Export high-qaulity figures from `.dim` files

Hi all, I need to create high-quality maps for publication from .dim files. I tried SNAP and QGIS, but facing some issues, any suggestions?

  1. Save session. When save many .dim files as a “project”/“session”, it cannot reopen like projects in GIS software: my image views are lost, same for layer/mask settings, drawn lines, etc. A previous discussion mentioned this but not solved yet?

  2. then I tried to export .dim files to QGIS for mapping. the obstacles then are:

  • .dim files are usually not directly supported by GIS software. I need to export dim to geotiff in most cases, which add extra work.
  • geotiff and dim handles NaN and data types differently, and I face issues sometimes (or maybe I did not set it correctly)
  • even if able to export geotiff files, the unique dim masks (i.e., directly set mask as expression in property) are not carried in exported tiff files, and much work further in GIS to reproduce similar .dim images with correctly masked areas.
  1. What is the solution with dim file mapping?
    I previously I asked a similar question: whether SNAP will develop more functions in mapping? answer seems a “no”. current basic export functions in SNAP are fine for occasional use, but insufficient for high-quality mapping. Then what would a feasible approach to visualize .dim files? I mean to produce high-quality figures, can revisit and modify map details(colours, extent, map elements, etc)

Thank you,

I think this is the perfect use case for this tutorial, at least the first two questions: Export of products from SNAP

You don’t need to export BEAM DIMAP data, you can directly open it in QGIS and create nice maps there.
If you have continuous data, I recommend the bilinear resampling for the display of data in QGIS, which gives the rasters a smoother look

Thank you for the reply. yes ENVI formats are good to view files temporarily, but open .img files in QGIS directly does not solve the NoData and mask issues as I listed. Many times it is not as effective as standard exchange format like Geotiff, as individual .hdr header files not carry projection/coordinates information of the img file in the DIMAP data folder, causing mis-alignment in QGIS from multiple dim products. Also need extra effort in QGIS to view multiple band composites (e.g., RGB view) with such a method. so convert to GeoTIFF save these trouble, but facing the issues I mentioned above.

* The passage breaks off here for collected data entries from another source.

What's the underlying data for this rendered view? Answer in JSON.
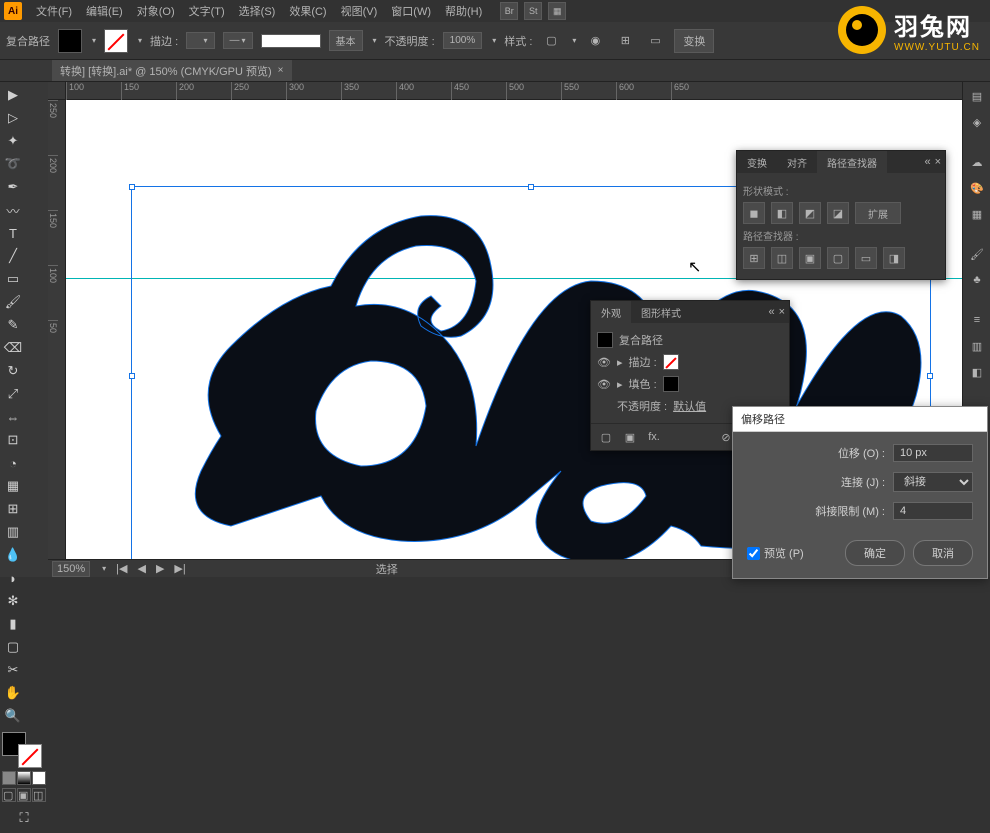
{
  "menu": {
    "file": "文件(F)",
    "edit": "编辑(E)",
    "object": "对象(O)",
    "type": "文字(T)",
    "select": "选择(S)",
    "effect": "效果(C)",
    "view": "视图(V)",
    "window": "窗口(W)",
    "help": "帮助(H)"
  },
  "header_icons": {
    "br": "Br",
    "st": "St"
  },
  "control": {
    "object_label": "复合路径",
    "stroke_label": "描边 :",
    "stroke_style": "基本",
    "opacity_label": "不透明度 :",
    "opacity_value": "100%",
    "style_label": "样式 :",
    "transform_btn": "变换"
  },
  "tab": {
    "name": "转换] [转换].ai* @ 150% (CMYK/GPU 预览)",
    "close": "×"
  },
  "ruler_h": [
    "100",
    "150",
    "200",
    "250",
    "300",
    "350",
    "400",
    "450",
    "500",
    "550",
    "600",
    "650"
  ],
  "ruler_v": [
    "250",
    "200",
    "150",
    "100",
    "50"
  ],
  "status": {
    "zoom": "150%",
    "mode": "选择"
  },
  "pathfinder": {
    "tab_transform": "变换",
    "tab_align": "对齐",
    "tab_pathfinder": "路径查找器",
    "shape_modes": "形状模式 :",
    "expand": "扩展",
    "pathfinders": "路径查找器 :"
  },
  "appearance": {
    "tab_appearance": "外观",
    "tab_graphic": "图形样式",
    "compound_path": "复合路径",
    "stroke": "描边 :",
    "fill": "填色 :",
    "opacity": "不透明度 :",
    "opacity_value": "默认值",
    "fx": "fx."
  },
  "offset_dialog": {
    "title": "偏移路径",
    "offset_label": "位移 (O) :",
    "offset_value": "10 px",
    "join_label": "连接 (J) :",
    "join_value": "斜接",
    "miter_label": "斜接限制 (M) :",
    "miter_value": "4",
    "preview": "预览 (P)",
    "ok": "确定",
    "cancel": "取消"
  },
  "logo": {
    "title": "羽兔网",
    "sub": "WWW.YUTU.CN"
  }
}
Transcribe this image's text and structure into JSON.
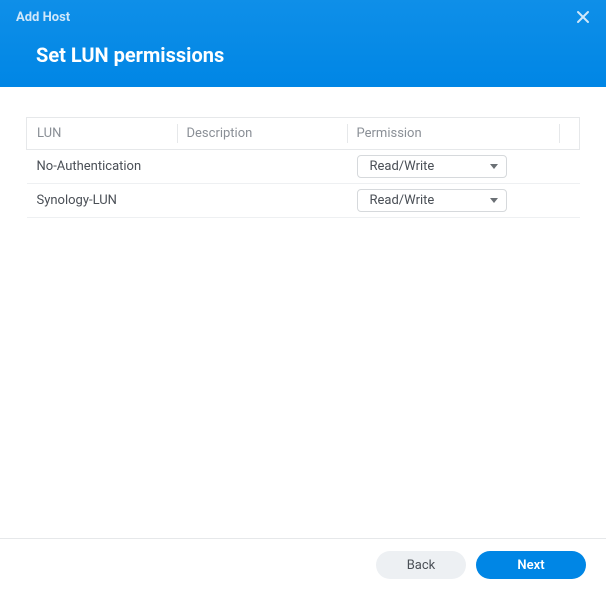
{
  "header": {
    "window_title": "Add Host"
  },
  "page": {
    "title": "Set LUN permissions"
  },
  "table": {
    "columns": {
      "lun": "LUN",
      "description": "Description",
      "permission": "Permission"
    },
    "rows": [
      {
        "lun": "No-Authentication",
        "description": "",
        "permission": "Read/Write"
      },
      {
        "lun": "Synology-LUN",
        "description": "",
        "permission": "Read/Write"
      }
    ]
  },
  "footer": {
    "back_label": "Back",
    "next_label": "Next"
  }
}
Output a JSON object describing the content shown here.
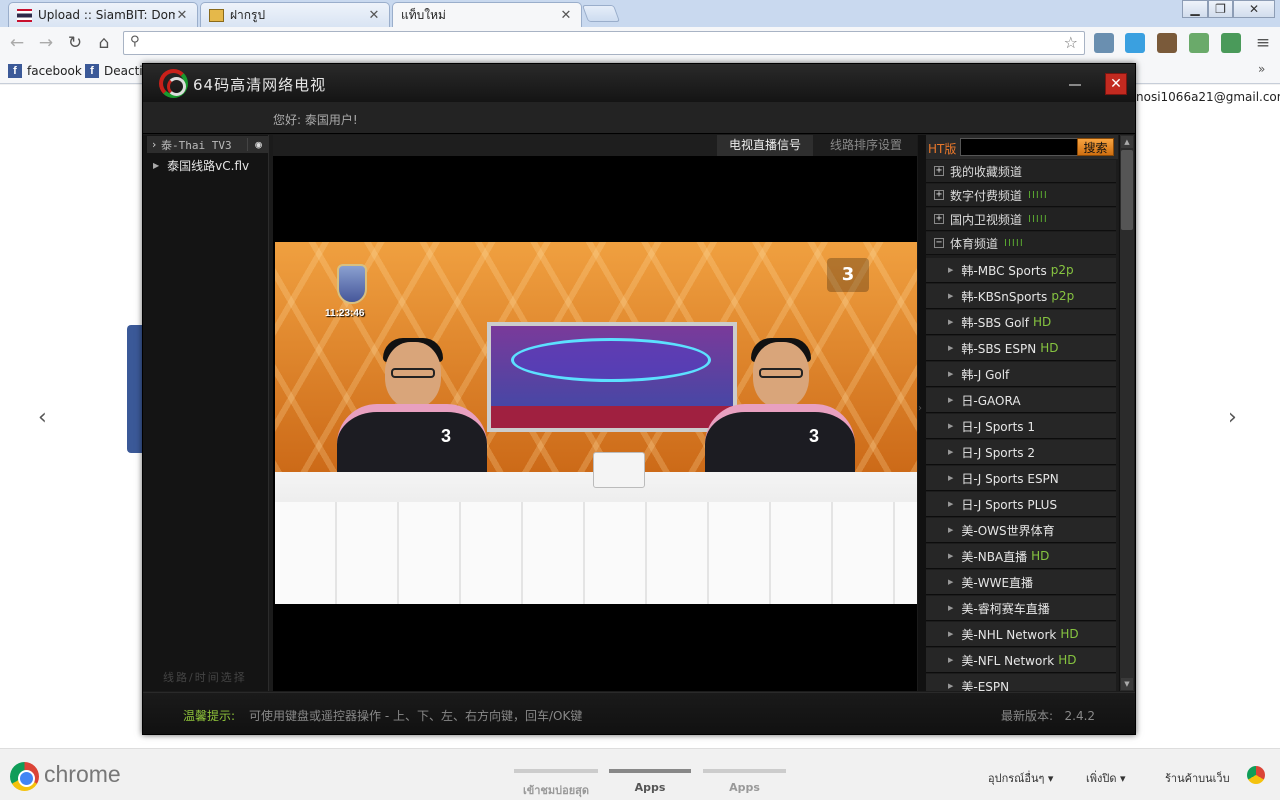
{
  "browser": {
    "tabs": [
      {
        "title": "Upload :: SiamBIT: Domains T"
      },
      {
        "title": "ฝากรูป"
      },
      {
        "title": "แท็บใหม่"
      }
    ],
    "bookmarks": [
      {
        "label": "facebook"
      },
      {
        "label": "Deactiv"
      }
    ],
    "account_email": "nosi1066a21@gmail.com"
  },
  "ntp": {
    "brand": "chrome",
    "tabs": [
      "เข้าชมบ่อยสุด",
      "Apps",
      "Apps"
    ],
    "right_links": [
      "อุปกรณ์อื่นๆ",
      "เพิ่งปิด",
      "ร้านค้าบนเว็บ"
    ],
    "prev_arrow": "‹",
    "next_arrow": "›"
  },
  "tv": {
    "title": "64码高清网络电视",
    "greeting": "您好: 泰国用户!",
    "channel_header": "泰-Thai TV3",
    "lines": [
      "泰国线路vC.flv"
    ],
    "left_footer": "线路/时间选择",
    "center_tabs": [
      "电视直播信号",
      "线路排序设置"
    ],
    "video": {
      "clock": "11:23:46",
      "channel_number": "3",
      "host_number": "3"
    },
    "search": {
      "prefix": "HT版",
      "value": "",
      "button": "搜索"
    },
    "categories": [
      {
        "label": "我的收藏频道",
        "expanded": false,
        "bars": ""
      },
      {
        "label": "数字付费频道",
        "expanded": false,
        "bars": "IIIII"
      },
      {
        "label": "国内卫视频道",
        "expanded": false,
        "bars": "IIIII"
      },
      {
        "label": "体育频道",
        "expanded": true,
        "bars": "IIIII"
      }
    ],
    "channels": [
      {
        "name": "韩-MBC Sports",
        "tag": "p2p"
      },
      {
        "name": "韩-KBSnSports",
        "tag": "p2p"
      },
      {
        "name": "韩-SBS Golf",
        "tag": "HD"
      },
      {
        "name": "韩-SBS ESPN",
        "tag": "HD"
      },
      {
        "name": "韩-J Golf",
        "tag": ""
      },
      {
        "name": "日-GAORA",
        "tag": ""
      },
      {
        "name": "日-J Sports 1",
        "tag": ""
      },
      {
        "name": "日-J Sports 2",
        "tag": ""
      },
      {
        "name": "日-J Sports ESPN",
        "tag": ""
      },
      {
        "name": "日-J Sports PLUS",
        "tag": ""
      },
      {
        "name": "美-OWS世界体育",
        "tag": ""
      },
      {
        "name": "美-NBA直播",
        "tag": "HD"
      },
      {
        "name": "美-WWE直播",
        "tag": ""
      },
      {
        "name": "美-睿柯赛车直播",
        "tag": ""
      },
      {
        "name": "美-NHL Network",
        "tag": "HD"
      },
      {
        "name": "美-NFL Network",
        "tag": "HD"
      },
      {
        "name": "美-ESPN",
        "tag": ""
      }
    ],
    "status": {
      "tip_label": "温馨提示:",
      "tip_text": "可使用键盘或遥控器操作 - 上、下、左、右方向键，回车/OK键",
      "version_label": "最新版本:",
      "version": "2.4.2"
    }
  }
}
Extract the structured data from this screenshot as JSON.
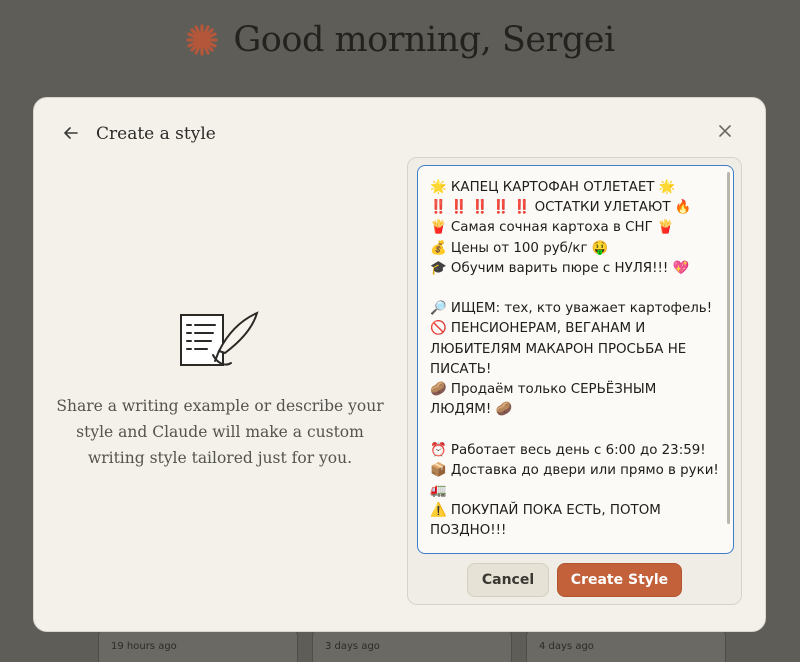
{
  "background": {
    "greeting": "Good morning, Sergei",
    "cards": [
      {
        "timestamp": "19 hours ago"
      },
      {
        "timestamp": "3 days ago"
      },
      {
        "timestamp": "4 days ago"
      }
    ]
  },
  "modal": {
    "title": "Create a style",
    "description": "Share a writing example or describe your style and Claude will make a custom writing style tailored just for you.",
    "textarea_value": "🌟 КАПЕЦ КАРТОФАН ОТЛЕТАЕТ 🌟\n‼️ ‼️ ‼️ ‼️ ‼️ ОСТАТКИ УЛЕТАЮТ 🔥\n🍟 Самая сочная картоха в СНГ 🍟\n💰 Цены от 100 руб/кг 🤑\n🎓 Обучим варить пюре с НУЛЯ!!! 💖\n\n🔎 ИЩЕМ: тех, кто уважает картофель!\n🚫 ПЕНСИОНЕРАМ, ВЕГАНАМ И ЛЮБИТЕЛЯМ МАКАРОН ПРОСЬБА НЕ ПИСАТЬ!\n🥔 Продаём только СЕРЬЁЗНЫМ ЛЮДЯМ! 🥔\n\n⏰ Работает весь день с 6:00 до 23:59!\n📦 Доставка до двери или прямо в руки! 🚛\n⚠️ ПОКУПАЙ ПОКА ЕСТЬ, ПОТОМ ПОЗДНО!!!\n\n📩 Пиши сюда: @PotatoKingDealer",
    "cancel_label": "Cancel",
    "create_label": "Create Style"
  },
  "colors": {
    "accent": "#c2613a",
    "focus_border": "#3d7ec9",
    "modal_bg": "#f3f1ea",
    "overlay": "#5f5d58"
  },
  "icons": {
    "back": "arrow-left-icon",
    "close": "close-icon",
    "logo": "claude-spark-icon",
    "illustration": "writing-quill-icon"
  }
}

they are not really mis-aligned, you just have to assignt the correct projection to the img file in the layer properties

This can also be done in batch mode with the Assign projection tool.

And Band composites can be created as virtual layers (.vrt) without the need to write a redundant dataset as GeoTiff.

I agree that this also brings challenges, but for my daily work, these are less a problem than those when converting to GeoTiff which requires space, processing time and still is prone to metadata and coding errors.

Thank you ABraun for sharing that. I tried to set the projection in QGIS but maybe because I used less popular projection, usually not able to get the coordinates correct. weird.

Thank for the comments on the batch processing and vrt files. SNAP is really nice tool, but I am quite struggle with data mapping afterwards.

can you please check the content of the hdr file?
For example, a img raster projected in UTM coordinates looks like this
Sigma0_HH.hdr (1.1 KB)

It contains both a definition of the coordinate reference system and a list of bounding coordinates.

I use MODIS Aqua L2 products and they does not have per band projection information stored in .hdr, even though the .dim files show correct projection in SNAP. I “reproject” them to the same projection and now .hdr files carry coord info. this sounds a feasible approach to mapping. thank you.

It is worth noting that NASA standard processing uses binning. In the past, “too high” resolution mapped images had Moire patterns of missing values. The current (tag: V2021.2) release of the OCSSW processing software (macOS and linux, but the NASA SeaDAS GUI (based on SNAP 8) supports “remote” processing, including Windows VM’s running linux) now supports high resolution binning and mapping that avoids the Moire problem. The (python) install script has an option to download a “benchmark” bash script that demonstrates the NASA workflow to produce a “1 km” resolution mapped image.